Liang Yi, Du Jun-Ying, Qiu Yu-Jie, Fang Jun-Fan, Liu Jin, Fang Jian-Qiao
Department of Neurobiology and Acupuncture Research, The Third Clinical Medical College, Zhejiang Chinese Medical University, Hangzhou, 310053, China.
Department of Acupuncture and Moxibustion, The Third Affiliated Hospital of Zhejiang Chinese Medical University, Hangzhou, 310005, China.
Chin J Integr Med. 2016 Sep;22(9):704-13. doi: 10.1007/s11655-015-2045-1. Epub 2015 Apr 6.
To investigate whether analgesic effect of electroacupuncture (EA) is affected by p38 mitogen-activated protein kinase (p38 MAPK) on microglia.
There were two experiments. The experiment 1: 40 male Sprague-Dawley (SD) rats were randomly divided into the normal, surgery, EA and sham EA groups, and the L5 spinal nerve ligation (SNL) on the right side was used to establish neuropathic pain model. EA was applied to bilateral Zusanli (ST36) and Kunlun (BL60) at 24, 48 and 72 h after SNL for 30 min, once per day. The paw withdrawal thresholds (PWTs) were measured before surgery (as base) and at 24, 25, 49 and 73 h after surgery. Phospho-p38 MAPK (p-p38 MAPK), oxycocin-42 (OX-42, marker of microglia), and glial fibrillary acidic protein (GFAP, marker of astrocyte) in bilateral spinal cord dorsal horn (SCDH) were detected by immunofluorescence, respectively. The experiment 2: 40 male SD rats were cannulated for SNL-induced neuropathic pain, and then were randomly divided into the dimethyl sulfoxide (DMSO), EA plus DMSO, 4-(4-fluorophenyl)-2-(4-methylsulfonylpheny)-5-(4-pyridyl)-1H-imidazole (SB203580) and EA plus SB203580 groups. SB203580 (30 nmol/L) was administered 5 min prior to EA treatment. The PWTs and OX-42 in bilateral SCDH were measured as mentioned above.

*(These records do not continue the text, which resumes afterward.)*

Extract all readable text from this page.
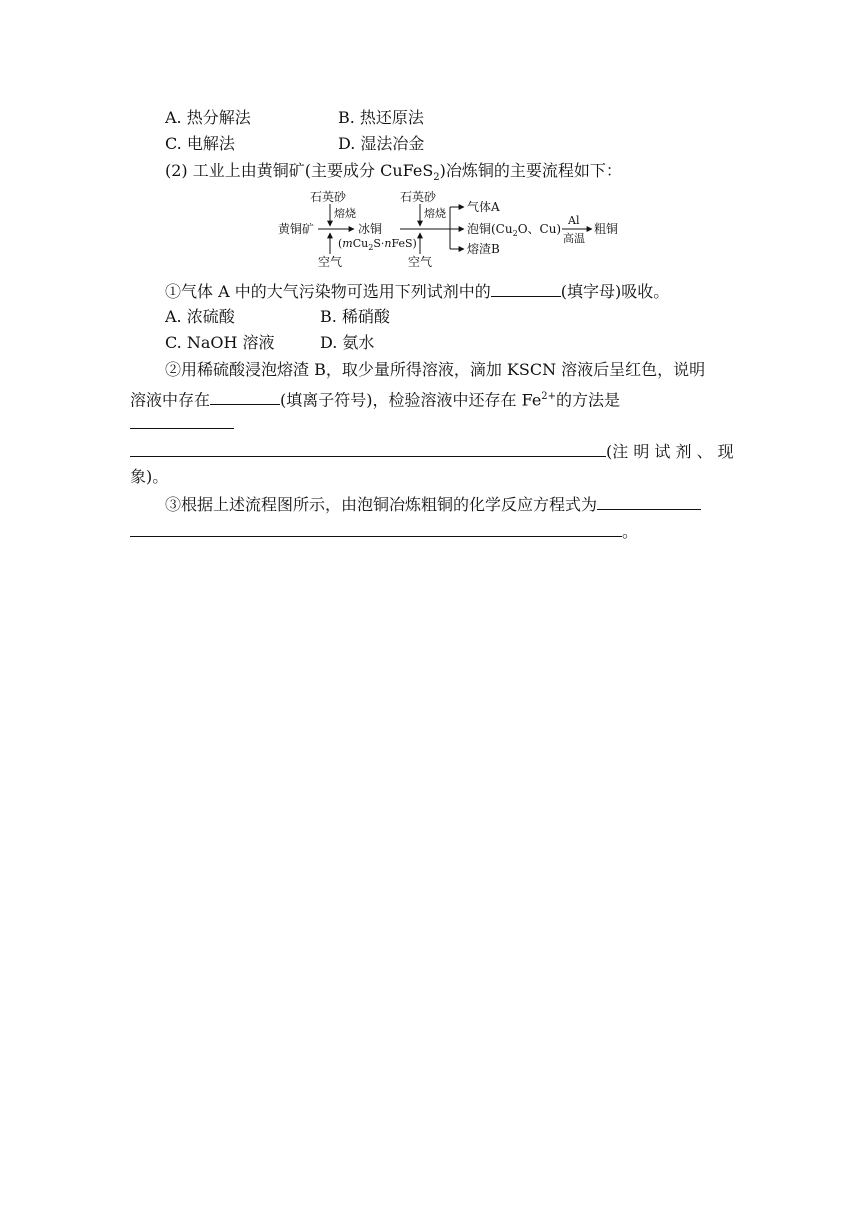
A. 热分解法	B. 热还原法
C. 电解法	D. 湿法冶金
(2) 工业上由黄铜矿(主要成分 CuFeS$_2$)冶炼铜的主要流程如下：
黄铜矿
石英砂
熔烧
空气
冰铜
(mCu$_2$S·nFeS)
石英砂
熔烧
空气
气体A
泡铜($Cu_2O$、Cu)
熔渣B
Al
高温
粗铜
①气体 A 中的大气污染物可选用下列试剂中的	(填字母)吸收。
A. 浓硫酸	B. 稀硝酸
C. NaOH 溶液	D. 氨水
②用稀硫酸浸泡熔渣 B，取少量所得溶液，滴加 KSCN 溶液后呈红色，说明
溶液中存在	(填离子符号)，检验溶液中还存在 $Fe^{2+}$的方法是
(注 明 试 剂 、 现
象)。
③根据上述流程图所示，由泡铜冶炼粗铜的化学反应方程式为
。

SNL-induced neuropathic pain reduced PWTs and increased the expression of p-p38 MAPK and OX-42 in bilateral lumbar SCDH of rats (P<0.01). Spinal p-p38 MAPK was only co-localized with OX-42 in our study. EA treatment significantly alleviated SNL-mediated mechanical hyperalgesia, and suppressed the expression of p-p38 MAPK and OX-42 in lumbar SCDH (P<0.05 or P<0.01). Intrathecal injection of low dose SB203580 had no influence on PWTs (P>0.05), but significantly inhibited the expression of OX-42 positive cells in bilateral SCDH (P<0.01 or P<0.05). EA plus SB203580 synergistically increased PWTs, and reduced the expression of bilateral spinal OX-42 (P<0.01 or P<0.05).

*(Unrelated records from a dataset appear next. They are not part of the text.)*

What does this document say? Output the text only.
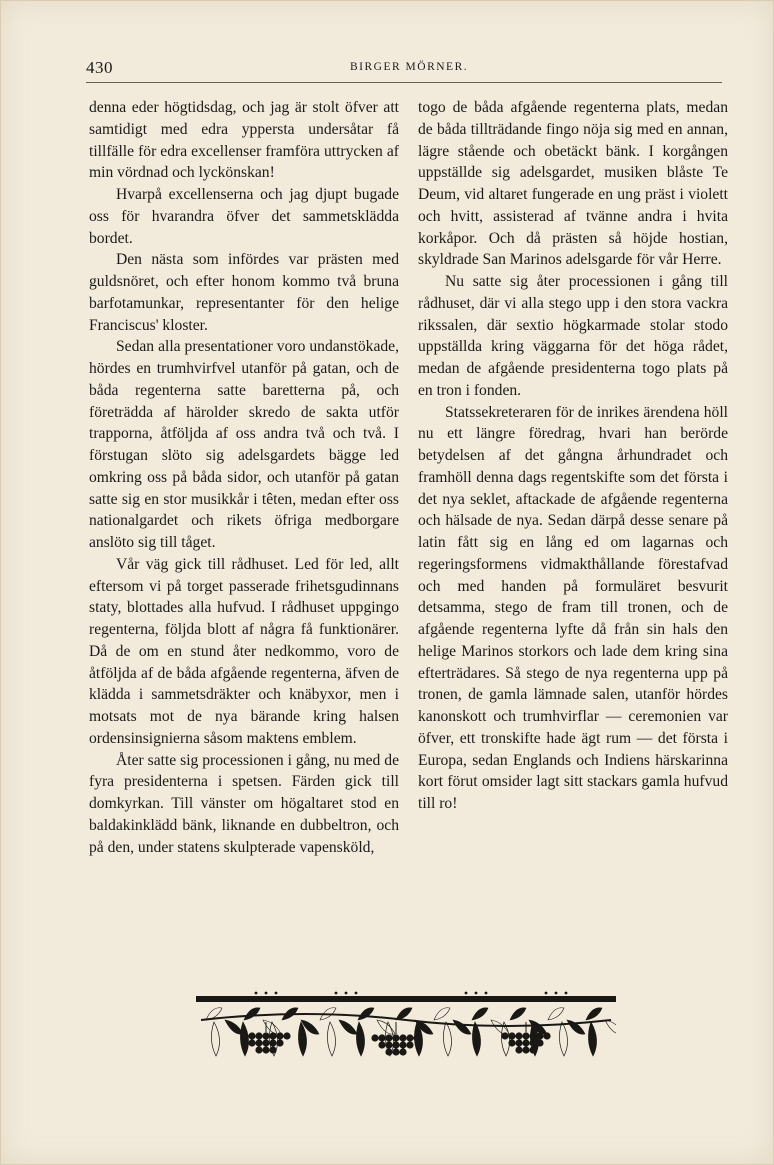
430	BIRGER MÖRNER.

denna eder högtidsdag, och jag är stolt öfver att samtidigt med edra yppersta undersåtar få tillfälle för edra excellenser framföra uttrycken af min vördnad och lyckönskan!

Hvarpå excellenserna och jag djupt bugade oss för hvarandra öfver det sammetsklädda bordet.

Den nästa som infördes var prästen med guldsnöret, och efter honom kommo två bruna barfotamunkar, representanter för den helige Franciscus' kloster.

Sedan alla presentationer voro undanstökade, hördes en trumhvirfvel utanför på gatan, och de båda regenterna satte baretterna på, och företrädda af härolder skredo de sakta utför trapporna, åtföljda af oss andra två och två. I förstugan slöto sig adelsgardets bägge led omkring oss på båda sidor, och utanför på gatan satte sig en stor musikkår i têten, medan efter oss nationalgardet och rikets öfriga medborgare anslöto sig till tåget.

Vår väg gick till rådhuset. Led för led, allt eftersom vi på torget passerade frihetsgudinnans staty, blottades alla hufvud. I rådhuset uppgingo regenterna, följda blott af några få funktionärer. Då de om en stund åter nedkommo, voro de åtföljda af de båda afgående regenterna, äfven de klädda i sammetsdräkter och knäbyxor, men i motsats mot de nya bärande kring halsen ordensinsignierna såsom maktens emblem.

Åter satte sig processionen i gång, nu med de fyra presidenterna i spetsen. Färden gick till domkyrkan. Till vänster om högaltaret stod en baldakinklädd bänk, liknande en dubbeltron, och på den, under statens skulpterade vapensköld,

togo de båda afgående regenterna plats, medan de båda tillträdande fingo nöja sig med en annan, lägre stående och obetäckt bänk. I korgången uppställde sig adelsgardet, musiken blåste Te Deum, vid altaret fungerade en ung präst i violett och hvitt, assisterad af tvänne andra i hvita korkåpor. Och då prästen så höjde hostian, skyldrade San Marinos adelsgarde för vår Herre.

Nu satte sig åter processionen i gång till rådhuset, där vi alla stego upp i den stora vackra rikssalen, där sextio högkarmade stolar stodo uppställda kring väggarna för det höga rådet, medan de afgående presidenterna togo plats på en tron i fonden.

Statssekreteraren för de inrikes ärendena höll nu ett längre föredrag, hvari han berörde betydelsen af det gångna århundradet och framhöll denna dags regentskifte som det första i det nya seklet, aftackade de afgående regenterna och hälsade de nya. Sedan därpå desse senare på latin fått sig en lång ed om lagarnas och regeringsformens vidmakthållande förestafvad och med handen på formuläret besvurit detsamma, stego de fram till tronen, och de afgående regenterna lyfte då från sin hals den helige Marinos storkors och lade dem kring sina efterträdares. Så stego de nya regenterna upp på tronen, de gamla lämnade salen, utanför hördes kanonskott och trumhvirflar — ceremonien var öfver, ett tronskifte hade ägt rum — det första i Europa, sedan Englands och Indiens härskarinna kort förut omsider lagt sitt stackars gamla hufvud till ro!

The central mechanism of EA-induced anti-hyperalgesia may be partially associated with the reduced expression of p-p38 MAPK, and subsequently reducing the activation of OX-42 in neuropathic pain. Therefore, EA may be a new complementary and alternative therapy for neuropathic pain.
探讨电针(EA)的镇痛作用是否受小胶质细胞中p38丝裂原活化蛋白激酶(p38 MAPK)的影响。
进行了两项实验。实验1:将40只雄性Sprague-Dawley(SD)大鼠随机分为正常组、手术组、电针组和假电针组,采用右侧L5脊神经结扎(SNL)建立神经病理性疼痛模型。在SNL后24、48和72小时对双侧足三里(ST36)和昆仑(BL60)进行电针治疗30分钟,每天1次。在手术前(作为基线)以及手术后24、25、49和73小时测量 paw withdrawal thresholds(PWTs)。分别通过免疫荧光检测双侧脊髓背角(SCDH)中的磷酸化p38 MAPK(p-p38 MAPK)、oxycocin-42(OX-42,小胶质细胞标志物)和胶质纤维酸性蛋白(GFAP,星形胶质细胞标志物)。实验2:将40只雄性SD大鼠进行SNL诱导的神经病理性疼痛插管,然后随机分为二甲亚砜(DMSO)组、电针加DMSO组、4-(4-氟苯基)-2-(4-甲基磺酰苯基)-5-(4-吡啶基)-1H-咪唑(SB203580)组和电针加SB203580组。在电针治疗前5分钟给予SB203580(30 nmol/L)。如上所述测量双侧SCDH中的PWTs和OX-42。
SNL诱导的神经病理性疼痛降低了大鼠双侧腰段SCDH的PWTs,并增加了p-p38 MAPK和OX-42的表达(P<0.01)。在本研究中,脊髓p-p38 MAPK仅与OX-42共定位。电针治疗显著减轻了SNL介导的机械性痛觉过敏,并抑制了腰段SCDH中p-p38 MAPK和OX-42的表达(P<0.05或P<0.01)。鞘内注射低剂量SB203580对PWTs无影响(P>0.05),但显著抑制了双侧SCDH中OX-42阳性细胞的表达(P<0.01或P<0.